Plus de 70 000 personnes, à la grosse louche, à manifester « pour le climat » lors de deux grands rassemblements à Bruxelles, en décembre puis en janvier.

3000, puis 12 000, puis 35 000 jeunes dans les rues, brossant les cours sur le thème « à quoi bon aller à l'école si on n'a pas d'avenir ? »

Bref, alors qu'on croyait que les migrants et surtout la meilleure (c-à-d la pire) manière de les arrêter aux frontières de la forteresse Europe seraient au centre des prochaines élections, il se pourrait bien que ce soit plutôt le sort de la planète – et c'est tant mieux.

Laissons ricaner les moqueurs, les Siegfried Bracke accordant du haut de Sa Condescence le droit aux jeunes de « dire des bêtises », les De Wever (Bart) vs De Wever (Anuna), les Godefridi et autres GLB, et penchons-nous sur celles et ceux qui nous veulent du bien, à nous et à notre progéniture (qui est aussi la leur). Et ce sont les réactions qui sont peut-être les plus préoccupantes.

 

Version n°1 : « On fait déjà plein de choses mais on ne l'explique pas assez ». Charles Michel, Marie-Christine Marghem, et plus généralement les politiques actuellement aux affaires nous rétorquent que certes, nous respirons de l'air pollué et mangeons des saloperies, mais qu'en pourcentage rapporté au carré de l'hypoténuse, ça va quand même mieux depuis leur arrivée au pouvoir, et que ça ira encore mieux si on les y maintient. Et prêt.es à nous envoyer des "coaches" pour nous aider sinon à respirer, du moins à calculer à leur manière.

 

Version n° 2 : « On n'en fait pas assez, les politiques doivent se mobiliser davantage », ça c'est quand on est dans l'opposition, on en oublierait presque qu'eux aussi ont été au pouvoir et que cette fameuse « mobilisation », on ne l'a pas vraiment vue passer (on peut faire une exception pour les écologistes qui s'égosillent depuis longtemps dans le désert et sous les quolibets, qui vont de la « rage taxatoire » au « avec eux on va devoir  s'éclairer à la bougie ».

 

Reste la version n° 3, valable pour tou.tes : le coup du colibri.

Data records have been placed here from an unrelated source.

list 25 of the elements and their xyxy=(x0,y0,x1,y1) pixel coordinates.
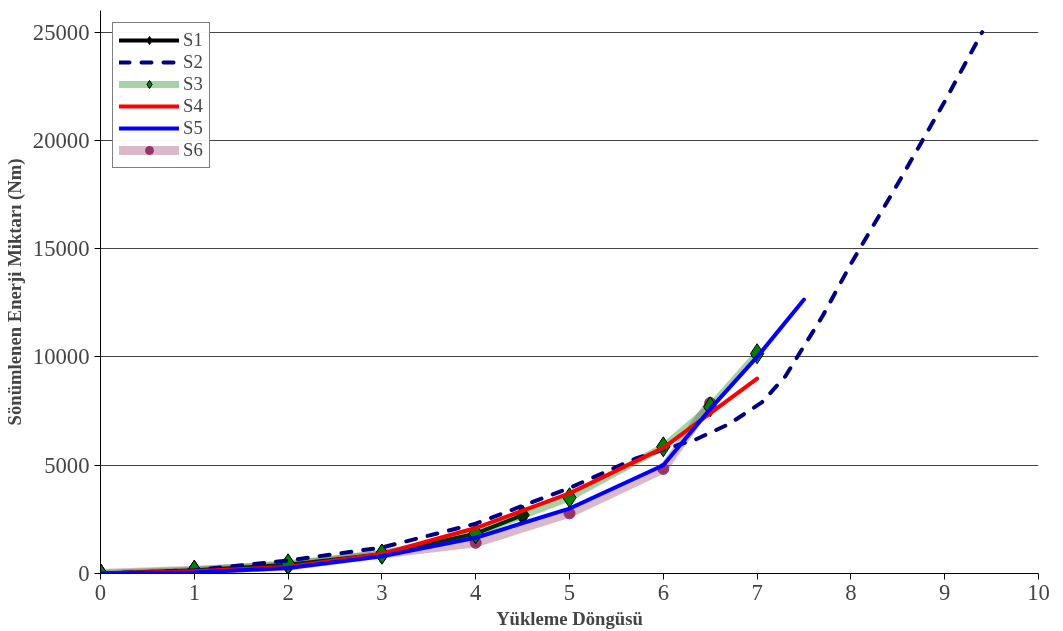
x-tick-label: 5 xyxy=(563,579,576,605)
legend-label: S2 xyxy=(183,51,203,73)
y-tick-label: 5000 xyxy=(44,452,90,478)
legend-label: S6 xyxy=(183,139,203,161)
x-tick-label: 0 xyxy=(94,579,107,605)
x-axis-title: Yükleme Döngüsü xyxy=(496,607,643,629)
legend-label: S5 xyxy=(183,117,203,139)
legend-label: S1 xyxy=(183,29,203,51)
y-tick-label: 10000 xyxy=(32,344,90,370)
y-tick-label: 25000 xyxy=(32,19,90,45)
y-tick-label: 0 xyxy=(78,561,90,586)
x-tick-label: 10 xyxy=(1027,579,1050,605)
x-tick-label: 7 xyxy=(751,579,763,605)
legend-label: S3 xyxy=(183,73,203,95)
y-tick-label: 20000 xyxy=(32,127,90,153)
x-tick-label: 1 xyxy=(188,579,200,605)
x-tick-label: 9 xyxy=(939,579,951,605)
legend-label: S4 xyxy=(183,95,203,117)
x-tick-label: 2 xyxy=(282,579,294,605)
x-tick-label: 6 xyxy=(657,579,669,605)
y-tick-label: 15000 xyxy=(32,236,90,262)
y-axis-title: Sönümlenen Enerji Miktarı (Nm) xyxy=(3,158,26,426)
x-tick-label: 4 xyxy=(470,579,482,605)
x-tick-label: 3 xyxy=(376,579,388,605)
x-tick-label: 8 xyxy=(845,579,857,605)
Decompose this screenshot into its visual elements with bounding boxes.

Ah le colibri, je n'en peux plus du colibri, vous savez, ce tout petit oiseau qui, quand la forête brûle, n'éteindra pas l'incendie mais aura fait sa part en jetant sur le feu des goutelettes à la proportion de sa taille... Quel succès ! Un bel exemple avec cette Carte Blanche de Claire Vandevivere, Echevine de l’environnement à Jette, intitulée « Prêt à boire dans une gourde et à résister au dernier Smartphone? »

A qui on a aussitôt envie de répondre : « Prête à renoncer à toute publicité pour l'eau en bouteille ou pour le nouveau smartphone dernier cri » ?

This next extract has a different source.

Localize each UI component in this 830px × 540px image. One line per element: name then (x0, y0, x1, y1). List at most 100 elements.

Une belle campagne d'activistes pour le climat rappelle que l'éclairage d'un panneau publicitaire égale à la consommation en électricité de trois ménages. Alors, prêt.es à interdire l'éclairage ds panneaux publicitaires ? Prêt.es à limiter, sinon supprimer la publicité dans l'espace public ? Cette publicité qui nous encourage à consommer plus, à céder à toute pulsion d'achat, à « se faire plaisir » comme iols disent (et à faire plaisir aux actionnaires, comme ils ne disent pas) ? Prêt.es aussi à mieux partager les richesses, pour que « moins de consommation » des un.es ne signifie pas « moins d'emplois », ou emplois de moins bonne qualité, pour tant d'autres ?

Et nos médias, sont-ils prêts à faire un effort de cohérence, en s'abstenant de présenter, « sans transition », avant ou après un sujet sur le climat, un reportage enthousiaste sur les canons à neige dans les Ardennes, le doublement du nombre de passagers à l'aéroport de Charleroi, ou encore la construction d'un super-méga-bateau de croisière aux chantiers navals de Saint-Nazaire ? Ces exemples sont tirés de JT récents de la Une et de France 2.

Alors, le colibri peut faire de son mieux, et on peut l'applaudir et l'encourager. Mais ne pas oublier que pendant ce temps, les vautours tournoient dans le ciel en ricanant, n'hésitant pas à jeter du kérosène (non taxé) sur le feu.

Ah oui, et au fait : ne pas oublier aussi que, si « chacun fait sa part », il faut que cette part soit plus équitablement partagée. Parce que fabriquer ses propres produits d'entretien, amener l'enfant à la crèche en vélo plutôt qu'en voiture, faire ses courses dans plusieurs petits magasins plutôt qu'au supermarché, ... c'est encore et toujours le colibri femelle qui va devoir s'y coller.